Opin­ions about how long you should soak chick­peas be­fore cook­ing varies dra­mat­i­cally. In her mas­ter­ful book of Jewish food, Clau­dia Ro­den sug­gests one hour is enough, but notes that you can leave them overnight. Mar­cella Hazan also rec­om­mends overnight soak­ing. In Pasta the Ital­ian Way: Sauces and Shapes, Oretta Zanini De Vita and Mau­reen Fant are em­phatic that 24 hours are re­quired. And Jane Grig­son – also Enzo and Lina who run a stall here on Tes­tac­cio mar­ket – let their chick­peas soak for 48 hours – two whole days and nights of plump­ing un­til there is not a wrin­kle in sight. Were my Grandma Roddy still here, she would have taken her “al­ways on the safe side” lead from Jane and Lina, adding an­other few hours “just to be sure” – then mar­velled at the sprouts.

Sim­mer­ing times are equally var­ied, rang­ing from a swift 45 min­utes to a loung­ing six hours (the chick­peas’ size and age makes a huge dif­fer­ence). In other parts of my life, such vari­a­tions would be tire­some. How­ever, when it comes to food writ­ing and recipes, I en­joy these dra­matic shifts in much the same way I en­joy the opin­ion­ated dis­cus­sions that erupt spon­ta­neously in Ital­ian mar­kets about those best meth­ods and timings: “Two hours? Gesù, Giuseppe e Maria – you need two days!” As is so of­ten the case, the an­swer is some­where in be­tween an hour and two days, try­ing and tast­ing, know­ing your chick­peas. I have set­tled upon a 24-hour soak, which means about an hour and a quar­ter sim­mer un­til ten­der. And if you don’t have time, there are al­ways tins.

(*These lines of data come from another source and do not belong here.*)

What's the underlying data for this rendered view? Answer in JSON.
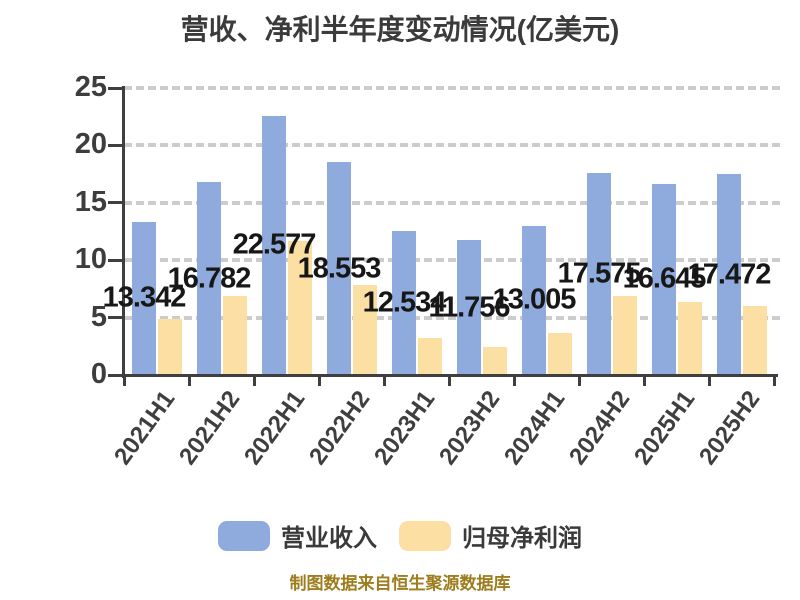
{
  "title": "营收、净利半年度变动情况(亿美元)",
  "footer": "制图数据来自恒生聚源数据库",
  "colors": {
    "revenue": "#8fabdd",
    "profit": "#fcdfa3",
    "axis": "#3f3f3f",
    "grid": "#cccccc",
    "value_label": "#171717",
    "tick_text": "#3d3d3d",
    "title_text": "#3b3b3b",
    "footer_text": "#9d7d1e"
  },
  "chart_data": {
    "type": "bar",
    "title": "营收、净利半年度变动情况(亿美元)",
    "categories": [
      "2021H1",
      "2021H2",
      "2022H1",
      "2022H2",
      "2023H1",
      "2023H2",
      "2024H1",
      "2024H2",
      "2025H1",
      "2025H2"
    ],
    "series": [
      {
        "name": "营业收入",
        "color_key": "revenue",
        "values": [
          13.342,
          16.782,
          22.577,
          18.553,
          12.534,
          11.756,
          13.005,
          17.575,
          16.645,
          17.472
        ],
        "labels": [
          "13.342",
          "16.782",
          "22.577",
          "18.553",
          "12.534",
          "11.756",
          "13.005",
          "17.575",
          "16.645",
          "17.472"
        ]
      },
      {
        "name": "归母净利润",
        "color_key": "profit",
        "values": [
          4.9,
          6.9,
          11.7,
          7.8,
          3.2,
          2.4,
          3.7,
          6.9,
          6.4,
          6.0
        ],
        "labels": []
      }
    ],
    "xlabel": "",
    "ylabel": "",
    "ylim": [
      0,
      25
    ],
    "ytick_step": 5,
    "yticks": [
      "0",
      "5",
      "10",
      "15",
      "20",
      "25"
    ],
    "grid": "dashed-horizontal",
    "legend_position": "bottom"
  },
  "legend": {
    "items": [
      {
        "label": "营业收入"
      },
      {
        "label": "归母净利润"
      }
    ]
  }
}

To­day’s recipe comes from Pa­tience Gray’s Honey From A Weed, a book I have been cook­ing from with re­newed joy since read­ing Adam Fe­d­er­man’s bi­og­ra­phy of Gray’s re­mark­able life. The recipe, orig­i­nally from Cat­alo­nia, be­gins in much the same way as most recipes for braised chick­peas or soup

do, in that you add cooked chick­peas to aro­matic veg­eta­bles – in this case onion, tomato and pars­ley – along with some of the cook­ing wa­ter. The unique­ness of this recipe is that you also add a finely pounded mix­ture of al­monds and gar­lic called pi­cada. This marvellous ad­di­tion both thick­ens and lends the most de­li­cious aroma and flavour to the stew. It is a dish to serve as is, with cheese and bread, or on top of rice or cous­cous. I can imag­ine it go­ing well with braised neck or roast lamb too. It is good to be back.

Soak­ing and cook­ing your own chick­peas is the way to get that unique and nour­ish­ing nutty flavour

Cook’s tip The recipe works well with can­nellini beans. And you could al­ways add a lit­tle rose­mary or chilli to the pi­cada.